Action on Sugar has also released an action plan to tackle the UK’s obesity crisis, banning all types of marketing of unhealthy food and drink to children and adolescents across all platforms, including digital. Other recommendations include adding a 20% tax on sweets and sugary drinks and uniform colour-coded labelling on all foods for retail and out-of-home.
Professor Graham MacGregor, chair of Action on Sugar says: “David Cameron now has a unique opportunity to produce a coherent, structured evidence-based plan to prevent obesity, type 2 diabetes and tooth decay.
“These conditions are preventable if the food environment is changed. Current policies are ineffective and we now require policies that work.”
The body’s report includes a six-point action plan, urging the Government to establish an independent agency for nutrition, which can carry out monitoring with regulation and enforcement if necessary. It also recommends a crackdown on promotions of unhealthy food in all supermarkets, convenience stores and the out-of-home sector including restaurants, cafes and takeaways.
Earlier this year, the Federation for Food and Drink (FDF) rejected calls for tighter sugar marketing. Its director general Ian Wright said: “Steps are already in hand to ensure that high fat, salt and sugar foods will not be advertised to children.
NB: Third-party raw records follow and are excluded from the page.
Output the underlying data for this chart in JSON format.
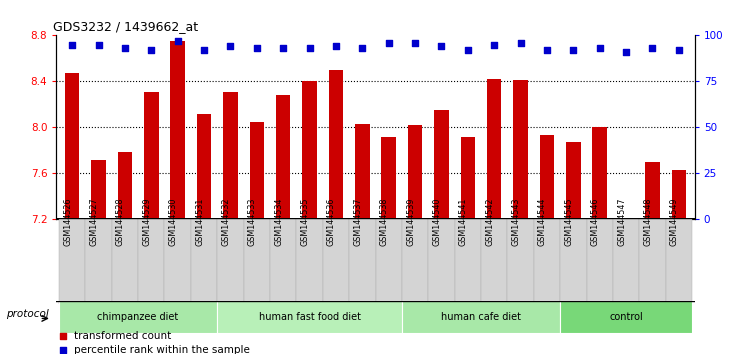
{
  "title": "GDS3232 / 1439662_at",
  "samples": [
    "GSM144526",
    "GSM144527",
    "GSM144528",
    "GSM144529",
    "GSM144530",
    "GSM144531",
    "GSM144532",
    "GSM144533",
    "GSM144534",
    "GSM144535",
    "GSM144536",
    "GSM144537",
    "GSM144538",
    "GSM144539",
    "GSM144540",
    "GSM144541",
    "GSM144542",
    "GSM144543",
    "GSM144544",
    "GSM144545",
    "GSM144546",
    "GSM144547",
    "GSM144548",
    "GSM144549"
  ],
  "bar_values": [
    8.47,
    7.72,
    7.79,
    8.31,
    8.75,
    8.12,
    8.31,
    8.05,
    8.28,
    8.4,
    8.5,
    8.03,
    7.92,
    8.02,
    8.15,
    7.92,
    8.42,
    8.41,
    7.93,
    7.87,
    8.0,
    7.2,
    7.7,
    7.63
  ],
  "percentile_values": [
    95,
    95,
    93,
    92,
    97,
    92,
    94,
    93,
    93,
    93,
    94,
    93,
    96,
    96,
    94,
    92,
    95,
    96,
    92,
    92,
    93,
    91,
    93,
    92
  ],
  "bar_color": "#cc0000",
  "percentile_color": "#0000cc",
  "ylim_left": [
    7.2,
    8.8
  ],
  "ylim_right": [
    0,
    100
  ],
  "yticks_left": [
    7.2,
    7.6,
    8.0,
    8.4,
    8.8
  ],
  "yticks_right": [
    0,
    25,
    50,
    75,
    100
  ],
  "grid_values": [
    7.6,
    8.0,
    8.4
  ],
  "groups": [
    {
      "label": "chimpanzee diet",
      "start": 0,
      "end": 6,
      "color": "#a8e8a8"
    },
    {
      "label": "human fast food diet",
      "start": 6,
      "end": 13,
      "color": "#b8f0b8"
    },
    {
      "label": "human cafe diet",
      "start": 13,
      "end": 19,
      "color": "#a8e8a8"
    },
    {
      "label": "control",
      "start": 19,
      "end": 24,
      "color": "#78d878"
    }
  ],
  "legend_items": [
    {
      "label": "transformed count",
      "color": "#cc0000"
    },
    {
      "label": "percentile rank within the sample",
      "color": "#0000cc"
    }
  ],
  "protocol_label": "protocol",
  "background_color": "#ffffff"
}
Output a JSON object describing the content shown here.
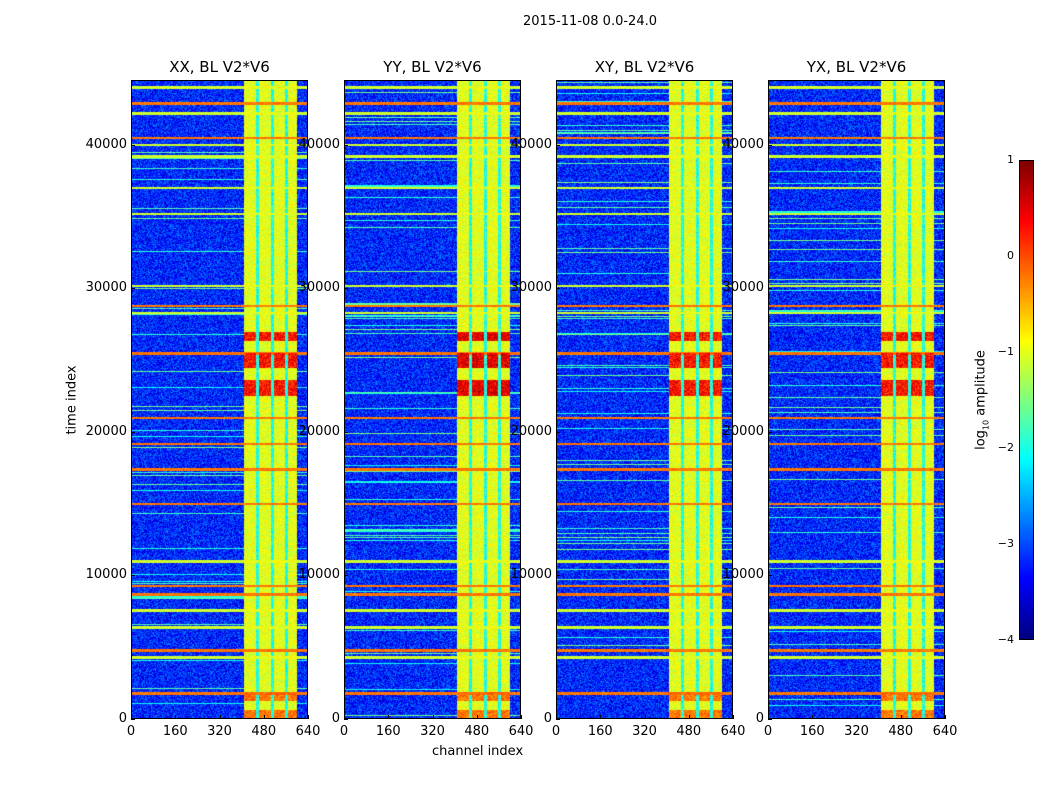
{
  "chart_data": {
    "type": "heatmap",
    "suptitle": "2015-11-08 0.0-24.0",
    "xlabel": "channel index",
    "ylabel": "time index",
    "xlim": [
      0,
      640
    ],
    "ylim": [
      0,
      44500
    ],
    "xticks": [
      "0",
      "160",
      "320",
      "480",
      "640"
    ],
    "yticks": [
      "0",
      "10000",
      "20000",
      "30000",
      "40000"
    ],
    "panels": [
      {
        "title": "XX, BL V2*V6"
      },
      {
        "title": "YY, BL V2*V6"
      },
      {
        "title": "XY, BL V2*V6"
      },
      {
        "title": "YX, BL V2*V6"
      }
    ],
    "colorbar": {
      "label_prefix": "log",
      "label_sub": "10",
      "label_suffix": " amplitude",
      "range": [
        -4,
        1
      ],
      "ticks": [
        "1",
        "0",
        "−1",
        "−2",
        "−3",
        "−4"
      ],
      "colormap": "jet"
    },
    "background_level": -3.2,
    "rfi_channel_band": [
      405,
      600
    ],
    "rfi_band_gaps": [
      455,
      510,
      560
    ],
    "rfi_band_level": -1.0,
    "strong_rfi_time_range": [
      22000,
      27000
    ],
    "strong_rfi_level": 0.3,
    "flagged_time_rows": [
      1800,
      4300,
      4800,
      6400,
      7600,
      8700,
      9300,
      11000,
      15000,
      17400,
      19200,
      21000,
      25500,
      28300,
      28800,
      30200,
      35200,
      37000,
      39200,
      40000,
      40500,
      42200,
      42900,
      44000
    ]
  }
}
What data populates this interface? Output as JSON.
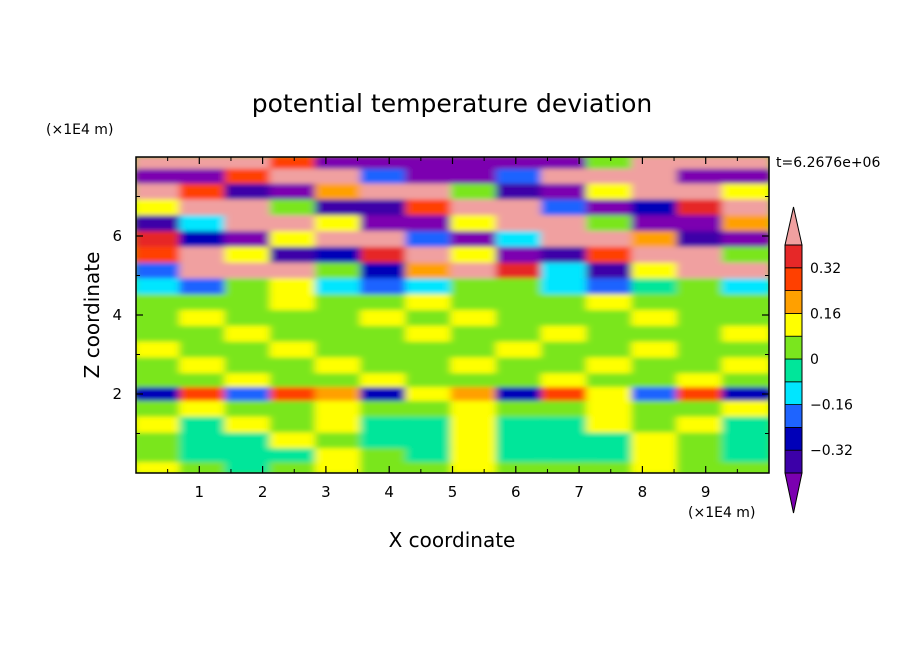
{
  "chart_data": {
    "type": "heatmap",
    "title": "potential temperature deviation",
    "xlabel": "X coordinate",
    "ylabel": "Z coordinate",
    "x_unit_label": "(×1E4 m)",
    "y_unit_label": "(×1E4 m)",
    "time_label": "t=6.2676e+06",
    "xlim": [
      0,
      10
    ],
    "ylim": [
      0,
      8
    ],
    "x_ticks": [
      "1",
      "2",
      "3",
      "4",
      "5",
      "6",
      "7",
      "8",
      "9"
    ],
    "y_ticks": [
      "2",
      "4",
      "6"
    ],
    "colorbar": {
      "levels": [
        -0.4,
        -0.32,
        -0.24,
        -0.16,
        -0.08,
        0,
        0.08,
        0.16,
        0.24,
        0.32,
        0.4
      ],
      "tick_labels": [
        "0.32",
        "0.16",
        "0",
        "−0.16",
        "−0.32"
      ],
      "tick_values": [
        0.32,
        0.16,
        0,
        -0.16,
        -0.32
      ],
      "colors": [
        "#7b00b0",
        "#3c00a8",
        "#0000b8",
        "#1e64ff",
        "#00e6ff",
        "#00e69a",
        "#7ae61e",
        "#ffff00",
        "#ffa000",
        "#ff4000",
        "#e62828",
        "#f0a0a0"
      ],
      "extend": "both"
    },
    "field_rows": [
      {
        "z": 7.85,
        "values": [
          0.45,
          0.5,
          0.5,
          0.3,
          -0.45,
          -0.5,
          -0.5,
          -0.5,
          -0.5,
          -0.5,
          0.0,
          0.45,
          0.45,
          0.5
        ]
      },
      {
        "z": 7.5,
        "values": [
          -0.45,
          -0.45,
          0.3,
          0.45,
          0.45,
          -0.2,
          -0.45,
          -0.5,
          -0.2,
          0.45,
          0.5,
          0.45,
          -0.45,
          -0.45
        ]
      },
      {
        "z": 7.1,
        "values": [
          0.45,
          0.3,
          -0.35,
          -0.45,
          0.2,
          0.45,
          0.45,
          0.0,
          -0.4,
          -0.45,
          0.1,
          0.45,
          0.45,
          0.1
        ]
      },
      {
        "z": 6.7,
        "values": [
          0.1,
          0.45,
          0.45,
          0.0,
          -0.4,
          -0.35,
          0.3,
          0.45,
          0.45,
          -0.2,
          -0.45,
          -0.3,
          0.35,
          0.45
        ]
      },
      {
        "z": 6.3,
        "values": [
          -0.4,
          -0.1,
          0.4,
          0.45,
          0.1,
          -0.45,
          -0.45,
          0.1,
          0.45,
          0.45,
          0.0,
          -0.45,
          -0.45,
          0.2
        ]
      },
      {
        "z": 5.9,
        "values": [
          0.35,
          -0.3,
          -0.45,
          0.1,
          0.45,
          0.4,
          -0.2,
          -0.45,
          -0.1,
          0.45,
          0.45,
          0.2,
          -0.35,
          -0.45
        ]
      },
      {
        "z": 5.5,
        "values": [
          0.3,
          0.45,
          0.1,
          -0.4,
          -0.3,
          0.35,
          0.45,
          0.1,
          -0.45,
          -0.35,
          0.3,
          0.45,
          0.45,
          0.0
        ]
      },
      {
        "z": 5.1,
        "values": [
          -0.2,
          0.4,
          0.45,
          0.45,
          0.0,
          -0.3,
          0.2,
          0.45,
          0.35,
          -0.15,
          -0.35,
          0.1,
          0.45,
          0.45
        ]
      },
      {
        "z": 4.7,
        "values": [
          -0.1,
          -0.2,
          0.05,
          0.1,
          -0.15,
          -0.2,
          -0.1,
          0.0,
          0.05,
          -0.15,
          -0.2,
          -0.05,
          0.05,
          -0.1
        ]
      },
      {
        "z": 4.3,
        "values": [
          0.05,
          0.0,
          0.05,
          0.1,
          0.0,
          0.05,
          0.1,
          0.05,
          0.0,
          0.05,
          0.1,
          0.05,
          0.0,
          0.05
        ]
      },
      {
        "z": 3.9,
        "values": [
          0.05,
          0.1,
          0.05,
          0.0,
          0.05,
          0.1,
          0.05,
          0.1,
          0.05,
          0.0,
          0.05,
          0.1,
          0.05,
          0.05
        ]
      },
      {
        "z": 3.5,
        "values": [
          0.05,
          0.05,
          0.1,
          0.05,
          0.0,
          0.05,
          0.1,
          0.05,
          0.05,
          0.1,
          0.05,
          0.0,
          0.05,
          0.1
        ]
      },
      {
        "z": 3.1,
        "values": [
          0.1,
          0.05,
          0.05,
          0.1,
          0.05,
          0.05,
          0.0,
          0.05,
          0.1,
          0.05,
          0.05,
          0.1,
          0.05,
          0.05
        ]
      },
      {
        "z": 2.7,
        "values": [
          0.05,
          0.1,
          0.05,
          0.05,
          0.1,
          0.05,
          0.05,
          0.1,
          0.05,
          0.05,
          0.1,
          0.05,
          0.05,
          0.1
        ]
      },
      {
        "z": 2.3,
        "values": [
          0.05,
          0.05,
          0.1,
          0.05,
          0.05,
          0.1,
          0.05,
          0.05,
          0.05,
          0.1,
          0.05,
          0.05,
          0.1,
          0.05
        ]
      },
      {
        "z": 2.0,
        "values": [
          -0.3,
          0.25,
          -0.2,
          0.3,
          0.2,
          -0.25,
          0.1,
          0.2,
          -0.3,
          0.25,
          0.15,
          -0.2,
          0.3,
          -0.25
        ]
      },
      {
        "z": 1.6,
        "values": [
          0.05,
          0.1,
          0.05,
          0.05,
          0.1,
          0.05,
          0.05,
          0.1,
          0.05,
          0.05,
          0.1,
          0.05,
          0.05,
          0.1
        ]
      },
      {
        "z": 1.2,
        "values": [
          0.1,
          -0.03,
          0.1,
          0.05,
          0.1,
          -0.03,
          -0.03,
          0.1,
          -0.03,
          -0.03,
          0.1,
          0.05,
          0.1,
          -0.03
        ]
      },
      {
        "z": 0.8,
        "values": [
          0.05,
          -0.03,
          -0.03,
          0.1,
          0.05,
          -0.03,
          -0.03,
          0.1,
          -0.03,
          -0.03,
          -0.03,
          0.1,
          0.05,
          -0.03
        ]
      },
      {
        "z": 0.4,
        "values": [
          0.05,
          -0.03,
          -0.03,
          -0.03,
          0.1,
          0.05,
          -0.03,
          0.1,
          -0.03,
          -0.03,
          -0.03,
          0.1,
          0.05,
          -0.03
        ]
      },
      {
        "z": 0.1,
        "values": [
          0.1,
          0.05,
          -0.03,
          0.05,
          0.1,
          0.05,
          0.05,
          0.1,
          0.05,
          0.05,
          0.05,
          0.1,
          0.05,
          0.05
        ]
      }
    ]
  }
}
Likewise, the industry has already removed millions of calories from the food chain and will continue to make progress on this through reformulation and changes to portion/pack sizes.”
Brands taking ‘action’
Back in July, fast-food chain Leon announced that it would team up with Jamie Oliver by putting a 10p levy on their soft drinks with added sugar. However, this led to criticism from the FDF. According to Wright, the restaurant chain took the wrong approach by focusing on sugar instead of calories.
“I do find it inconsistent that the Jamie Oliver Restaurant Group and Leon Restaurant Groups, neither of which provide nutrition labelling on in-store menus or support Government’s drive to reduce calories, have chosen to tax customers choosing soft drinks,” he said.
“Additional burdensome taxes on foods or drinks, on top of the already enforced 20% VAT on most foods, would be regressive, ineffective and unworkable.”
Asda CEO and IGD president Andy Clarke also revealed the launch of a new three-point programme to combat falling public health standards in the UK market in October.
With a 30-strong group of CEOs from the biggest food and drink brands – including Coca-Cola, Sainsbury’s, Unilever and Tesco – the programme will focus on improving national health through reformulation, educating young people to use on pack nutritional information, and encouraging work staff to eat more healthily.
“We must focus on lowering childhood obesity and sugar levels, but it is even deeper than that,” Clarke said. “It’s about thinking about the total level of calories too.”